Besonders der Bereich Deep Tech boomt: 36 % aller europäischen VC-Mittel wurden 2025 in Deep-Tech-Firmen investiert – ein Sprung von nur 19 % 2021.
Dabei fließen 15 Milliarden Dollar von ausländischen Investoren nach Europa, was heimische Akteure unter Zugzwang setzt.
Der Report analysiert, dass Verteidigungstechnologie um 55 % zum Vorjahr wächst – europäische Startups wie Helsing oder Mistral konkurrieren zunehmend international.
Für Klimaschutz und Nachhaltigkeit setzen sich Unternehmen wie Isomorphic Labs und IQM mit Rekordfundings an die Spitze.
Allerdings klafft im AI-Bereich ein enormes Investitionsgefälle zu den USA: Während Europa 14 Mrd. Euro investiert, sind es in den USA 146 Mrd. Dollar.
Atomico warnt, dass die Innovationskraft Europas durch restriktive Rahmenbedingungen und Kapitalmangel ausgebremst wird. Nur 20 % der Unternehmen investieren aktiv in Startups; 70 % der Gründer sehen den regulatorischen Aufwand als Hindernis.
Die Lösung sieht Atomico in vereinfachten Regulierungen, mehr „patient capital“ und stärkere Ökosystem-Strategien.
Das Streben nach technologischer Souveränität steht im Mittelpunkt: Mehr Exzellenz und globale Wettbewerbsfähigkeit sind gefragt.
Die Verflechtung von Politik, Venture Capital und Unternehmertum wird für die nächsten Jahre entscheidend.
Als Blaupause empfiehlt Atomico eine Intensivierung privater wie öffentlicher Investitionen, um Europas Innovationspotenzial voll zu nutzen.
Risiken sieht der Bericht in Fintech- und SaaS-Segmenten, die durch den KI-Boom und starke Konkurrenz neu bewertet werden, sowie in möglichen Übernahmen durch US-Kapital.
Dennoch bleibt das Momentum in Klima, KI und Verteidigung erhalten—Europa hat das Know-how und die Talente, aber muss beim Investitions- und Regulierungsrahmen nachlegen.
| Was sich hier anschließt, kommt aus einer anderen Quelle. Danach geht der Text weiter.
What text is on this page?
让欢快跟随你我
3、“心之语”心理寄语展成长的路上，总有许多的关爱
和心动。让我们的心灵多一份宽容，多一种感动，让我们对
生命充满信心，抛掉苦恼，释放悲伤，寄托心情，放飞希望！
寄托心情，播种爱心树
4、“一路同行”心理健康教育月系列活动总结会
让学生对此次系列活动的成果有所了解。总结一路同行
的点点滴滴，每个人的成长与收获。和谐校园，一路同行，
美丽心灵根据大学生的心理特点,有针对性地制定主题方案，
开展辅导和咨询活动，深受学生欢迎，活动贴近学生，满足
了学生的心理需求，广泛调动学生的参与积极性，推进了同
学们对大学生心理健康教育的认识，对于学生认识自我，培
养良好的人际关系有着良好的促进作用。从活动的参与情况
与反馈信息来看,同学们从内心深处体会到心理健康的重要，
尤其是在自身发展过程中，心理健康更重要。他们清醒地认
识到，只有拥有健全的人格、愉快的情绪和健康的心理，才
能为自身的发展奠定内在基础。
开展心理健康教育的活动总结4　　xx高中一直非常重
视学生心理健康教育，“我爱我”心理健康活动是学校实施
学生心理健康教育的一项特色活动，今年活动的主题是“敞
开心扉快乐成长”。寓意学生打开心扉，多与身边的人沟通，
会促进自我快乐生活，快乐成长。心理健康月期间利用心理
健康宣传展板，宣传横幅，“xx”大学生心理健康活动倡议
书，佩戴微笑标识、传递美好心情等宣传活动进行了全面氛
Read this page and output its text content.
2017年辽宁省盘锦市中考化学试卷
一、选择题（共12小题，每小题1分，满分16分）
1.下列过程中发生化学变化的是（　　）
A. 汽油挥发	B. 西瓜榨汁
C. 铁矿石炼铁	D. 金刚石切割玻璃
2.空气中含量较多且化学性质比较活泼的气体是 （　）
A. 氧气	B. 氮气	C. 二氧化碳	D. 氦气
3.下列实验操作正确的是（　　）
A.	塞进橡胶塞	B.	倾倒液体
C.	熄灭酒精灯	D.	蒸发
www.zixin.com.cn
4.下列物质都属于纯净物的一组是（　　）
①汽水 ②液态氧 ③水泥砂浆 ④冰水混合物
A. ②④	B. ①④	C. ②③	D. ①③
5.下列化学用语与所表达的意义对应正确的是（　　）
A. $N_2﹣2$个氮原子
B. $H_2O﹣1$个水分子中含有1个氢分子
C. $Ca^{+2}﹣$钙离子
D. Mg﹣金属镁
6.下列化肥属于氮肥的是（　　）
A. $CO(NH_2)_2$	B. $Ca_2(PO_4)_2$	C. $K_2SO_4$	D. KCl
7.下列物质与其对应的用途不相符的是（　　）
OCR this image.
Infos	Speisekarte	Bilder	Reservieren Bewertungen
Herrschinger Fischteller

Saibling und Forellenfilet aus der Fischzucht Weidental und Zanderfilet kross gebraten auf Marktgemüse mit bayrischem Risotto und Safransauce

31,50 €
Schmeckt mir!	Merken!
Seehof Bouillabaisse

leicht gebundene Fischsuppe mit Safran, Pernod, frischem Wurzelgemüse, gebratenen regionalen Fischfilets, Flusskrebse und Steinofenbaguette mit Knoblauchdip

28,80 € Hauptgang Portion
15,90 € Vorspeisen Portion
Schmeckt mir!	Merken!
Europas Startup-Szene wächst, doch laut Atomico braucht es einen gemeinsamen Kraftakt für ein resilientes und international konkurrenzfähiges Tech-Ökosystem.
Im Fazit: Europa kann eine technologische Führungsrolle einnehmen, wenn Kapital, Rahmenbedingungen und Innovationsgeist vereint werden.